The Planck temperature Tplanck is the temperature having Planck energy Eplanck associated with it in this way:
Eplanck = kTplanck.
Planck energy was typical of the light filling the universe at its beginning and Planck temperature is commonly given as the Big Bang temperature.
Every temperature T has associated with it a characteristic amount of energy kT which is present in surroundings with that temperature at the quantum and molecular levels. At any given temperature the characteristic kT energy serves as a kind of keynote in the mix of energies in thermal radiation and gives a handle on the distribution of molecular kinetic energies. Temperature can be seen as an alternative scale for measuring that characteristic energy.
Planck temperature is related to the Planck mass and energy. The natural mass unit Mplanck is mite-sized, a flea with that mass would look like a speck, not too different the period in some type-fonts. The natural energy unit Eplanck is what would result from converting that mite-sized bit of mass into energy.

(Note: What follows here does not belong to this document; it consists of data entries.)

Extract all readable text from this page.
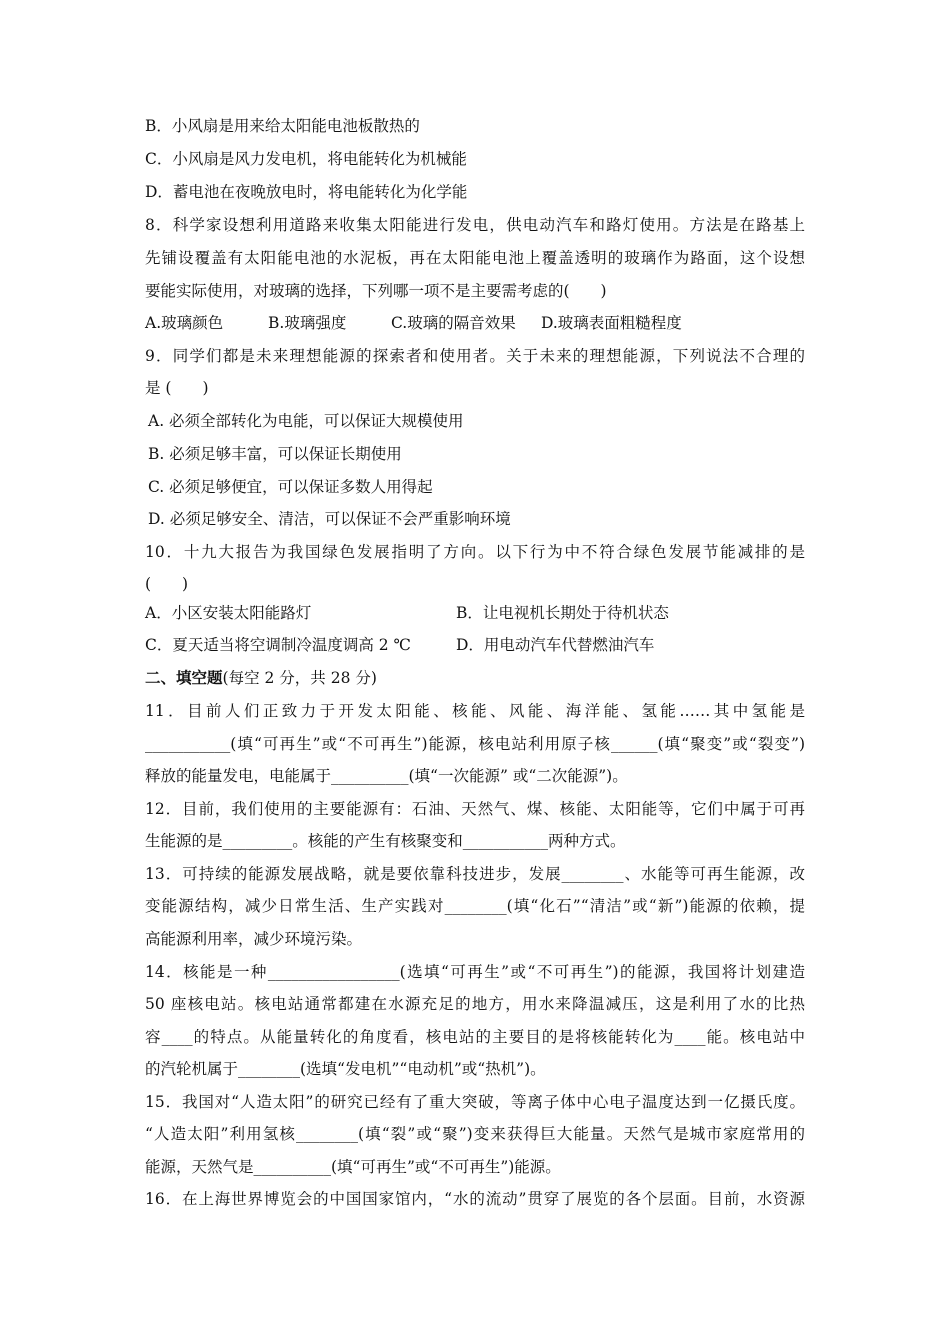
B．小风扇是用来给太阳能电池板散热的

C．小风扇是风力发电机，将电能转化为机械能

D．蓄电池在夜晚放电时，将电能转化为化学能

8．科学家设想利用道路来收集太阳能进行发电，供电动汽车和路灯使用。方法是在路基上

先铺设覆盖有太阳能电池的水泥板，再在太阳能电池上覆盖透明的玻璃作为路面，这个设想

要能实际使用，对玻璃的选择，下列哪一项不是主要需考虑的(　　)

A.玻璃颜色	B.玻璃强度	C.玻璃的隔音效果 D.玻璃表面粗糙程度

9．同学们都是未来理想能源的探索者和使用者。关于未来的理想能源，下列说法不合理的

是 (　　)

A. 必须全部转化为电能，可以保证大规模使用

B. 必须足够丰富，可以保证长期使用

C. 必须足够便宜，可以保证多数人用得起

D. 必须足够安全、清洁，可以保证不会严重影响环境

10．十九大报告为我国绿色发展指明了方向。以下行为中不符合绿色发展节能减排的是

(　　)

A．小区安装太阳能路灯	B．让电视机长期处于待机状态

C．夏天适当将空调制冷温度调高 2 ℃	D．用电动汽车代替燃油汽车

二、填空题(每空 2 分，共 28 分)

11．目前人们正致力于开发太阳能、核能、风能、海洋能、氢能……其中氢能是

___________(填“可再生”或“不可再生”)能源，核电站利用原子核______(填“聚变”或“裂变”)

释放的能量发电，电能属于__________(填“一次能源” 或“二次能源”)。

12．目前，我们使用的主要能源有：石油、天然气、煤、核能、太阳能等，它们中属于可再

生能源的是_________。核能的产生有核聚变和___________两种方式。

13．可持续的能源发展战略，就是要依靠科技进步，发展________、水能等可再生能源，改

变能源结构，减少日常生活、生产实践对________(填“化石”“清洁”或“新”)能源的依赖，提

高能源利用率，减少环境污染。

14．核能是一种_________________(选填“可再生”或“不可再生”)的能源，我国将计划建造

50 座核电站。核电站通常都建在水源充足的地方，用水来降温减压，这是利用了水的比热

容____的特点。从能量转化的角度看，核电站的主要目的是将核能转化为____能。核电站中

的汽轮机属于________(选填“发电机”“电动机”或“热机”)。

15．我国对“人造太阳”的研究已经有了重大突破，等离子体中心电子温度达到一亿摄氏度。

“人造太阳”利用氢核________(填“裂”或“聚”)变来获得巨大能量。天然气是城市家庭常用的

能源，天然气是__________(填“可再生”或“不可再生”)能源。

16．在上海世界博览会的中国国家馆内，“水的流动”贯穿了展览的各个层面。目前，水资源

The natural mass unit is simply SQRT ( h-bar c/G) and the energy unit Eplanck is what you get by multiplying by c2, namely SQRT ( h-bar c5/G). So the temperature Tplanck is just that divided by k. It comes to around 1.417 x 1032 kelvin.
h-bar, c, and G are not going away. They'll be here when our species has evolved into something else or vanished and Planck energy and temperature, because they're the energy and temperature which arise from those things, will not go away either. It's the unit of energy and the temperature scale which are intrinsic to light and gravity.